Un net essoufflement après une croissance de 0,5% au deuxième trimestre (chiffre révisé). Par rapport au même trimestre de l'an dernier, le PIB a progressé de 0,3%, bien moins qu'attendu par le marché (+0,6%) et très en-deçà des +1,3% enregistrés à la même période en 2023.
La consommation privée, qui avait plombé les six premiers mois de l'année, a certes connu une embellie durant l'été (+0,9% en progression trimestrielle), notamment grâce à des baisses d'impôts temporaires, des revalorisations salariales et, surtout, la reprise des ventes automobiles.
"Les constructeurs ont relancé leur production" après les scandales de fraudes aux tests de certifications qui avaient affecté le secteur au printemps, souligne Marcel Thieliant, du cabinet Capital Economics.
Mais "la consommation a été affectée par les catastrophes naturelles" et reste fragile, avertit Ryutaro Kono, économiste de BNP Paribas.

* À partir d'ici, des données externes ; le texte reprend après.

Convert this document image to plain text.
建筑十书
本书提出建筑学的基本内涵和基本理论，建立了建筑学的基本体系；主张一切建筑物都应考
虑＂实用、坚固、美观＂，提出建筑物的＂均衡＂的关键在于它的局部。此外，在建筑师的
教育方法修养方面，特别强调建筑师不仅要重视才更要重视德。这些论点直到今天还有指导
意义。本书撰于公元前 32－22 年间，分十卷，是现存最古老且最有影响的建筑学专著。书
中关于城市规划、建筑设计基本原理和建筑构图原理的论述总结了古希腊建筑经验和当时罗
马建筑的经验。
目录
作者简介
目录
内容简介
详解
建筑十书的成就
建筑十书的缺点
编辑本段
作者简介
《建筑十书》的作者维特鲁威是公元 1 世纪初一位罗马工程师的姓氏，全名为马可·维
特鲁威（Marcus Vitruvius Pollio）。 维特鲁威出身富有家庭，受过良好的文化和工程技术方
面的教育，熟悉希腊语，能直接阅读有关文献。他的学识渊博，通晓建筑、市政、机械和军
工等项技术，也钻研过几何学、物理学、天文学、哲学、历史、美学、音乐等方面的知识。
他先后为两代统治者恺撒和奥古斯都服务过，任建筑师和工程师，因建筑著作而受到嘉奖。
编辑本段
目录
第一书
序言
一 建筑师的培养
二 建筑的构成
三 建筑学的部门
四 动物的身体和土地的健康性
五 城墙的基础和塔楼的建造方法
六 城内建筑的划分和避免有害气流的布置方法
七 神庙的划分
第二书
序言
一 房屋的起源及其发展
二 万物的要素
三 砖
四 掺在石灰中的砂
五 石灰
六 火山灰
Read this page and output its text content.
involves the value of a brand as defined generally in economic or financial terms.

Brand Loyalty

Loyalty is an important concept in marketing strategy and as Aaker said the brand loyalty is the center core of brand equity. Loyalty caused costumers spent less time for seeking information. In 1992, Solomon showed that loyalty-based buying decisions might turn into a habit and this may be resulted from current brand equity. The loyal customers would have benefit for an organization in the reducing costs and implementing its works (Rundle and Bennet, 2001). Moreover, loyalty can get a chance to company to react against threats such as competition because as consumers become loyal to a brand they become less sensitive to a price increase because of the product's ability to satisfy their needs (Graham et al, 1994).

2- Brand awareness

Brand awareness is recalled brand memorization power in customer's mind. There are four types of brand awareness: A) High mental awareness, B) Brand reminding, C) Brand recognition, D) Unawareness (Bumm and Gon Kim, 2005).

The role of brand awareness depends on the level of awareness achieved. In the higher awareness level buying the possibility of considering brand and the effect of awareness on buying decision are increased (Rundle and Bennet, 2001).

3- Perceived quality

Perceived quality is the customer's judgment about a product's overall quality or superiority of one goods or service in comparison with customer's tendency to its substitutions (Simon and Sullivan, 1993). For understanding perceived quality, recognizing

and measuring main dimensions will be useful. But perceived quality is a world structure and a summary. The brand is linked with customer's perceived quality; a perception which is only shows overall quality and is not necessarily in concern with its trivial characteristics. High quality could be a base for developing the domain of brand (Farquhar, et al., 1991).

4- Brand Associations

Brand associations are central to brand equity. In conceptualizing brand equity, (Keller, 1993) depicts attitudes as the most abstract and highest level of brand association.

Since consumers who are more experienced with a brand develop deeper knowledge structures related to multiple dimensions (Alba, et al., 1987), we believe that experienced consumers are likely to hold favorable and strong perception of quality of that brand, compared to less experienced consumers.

Ainsi, l'ampleur de la reprise a été limitée par le puissant typhon Shanshan qui s'est abattu sur l'archipel fin août, obligeant à suspendre l'activité d'usines et à interrompre le trafic aérien et ferroviaire.
Et une alerte exceptionnelle au "méga-séisme", émise pendant une semaine par l'agence météorologique en août après une violente secousse, a également "affaibli la demande touristique" avec de multiples annulations de voyages, ajoute M. Kono.
- "Incertitude politique" -
Le sursaut de la consommation privée trimestrielle "intervient après une baisse cumulée de 2% au cours des quatre trimestres précédents, il serait prématuré de sabler le champagne", conclut Stefan Angrick, analyste de Moody's Analytics.
Le tableau demeure sombre: les investissements privés et publics ont légèrement diminué, les exportations nettes s'affaissent.
Et le choc inflationniste persiste: l'archipel, après avoir subi pendant des décennies une inflation quasi inexistante, connaît depuis deux ans et demi une hausse des prix à la consommation égalant ou dépassant 2%, notamment en raison d'un yen affaibli qui renchérit les produits importés.
Cela ne devrait pas changer dans l'immédiat, avec l'envolée du dollar dans la foulée de l'élection de Donald Trump.
"Les revalorisations des salaires continuent, mais pas suffisamment pour suivre l'inflation, ce qui pèse sur les finances des ménages" et leur consommation, tandis que la morosité de la conjoncture mondiale devrait pénaliser les exportations japonaises, insiste M. Angrick.
Le retour du très protectionniste M. Trump "augure d'une période tumultueuse pour le commerce mondial", ajoute-t-il, notant aussi "l'incertitude politique" au Japon même.
Le Premier ministre Shigeru Ishiba (PLD), en poste depuis début octobre, ne dispose plus de la majorité au Parlement depuis un rude échec lors de législatives anticipées qu'il avait provoquées, mais a été reconduit cette semaine à la tête d'un gouvernement minoritaire.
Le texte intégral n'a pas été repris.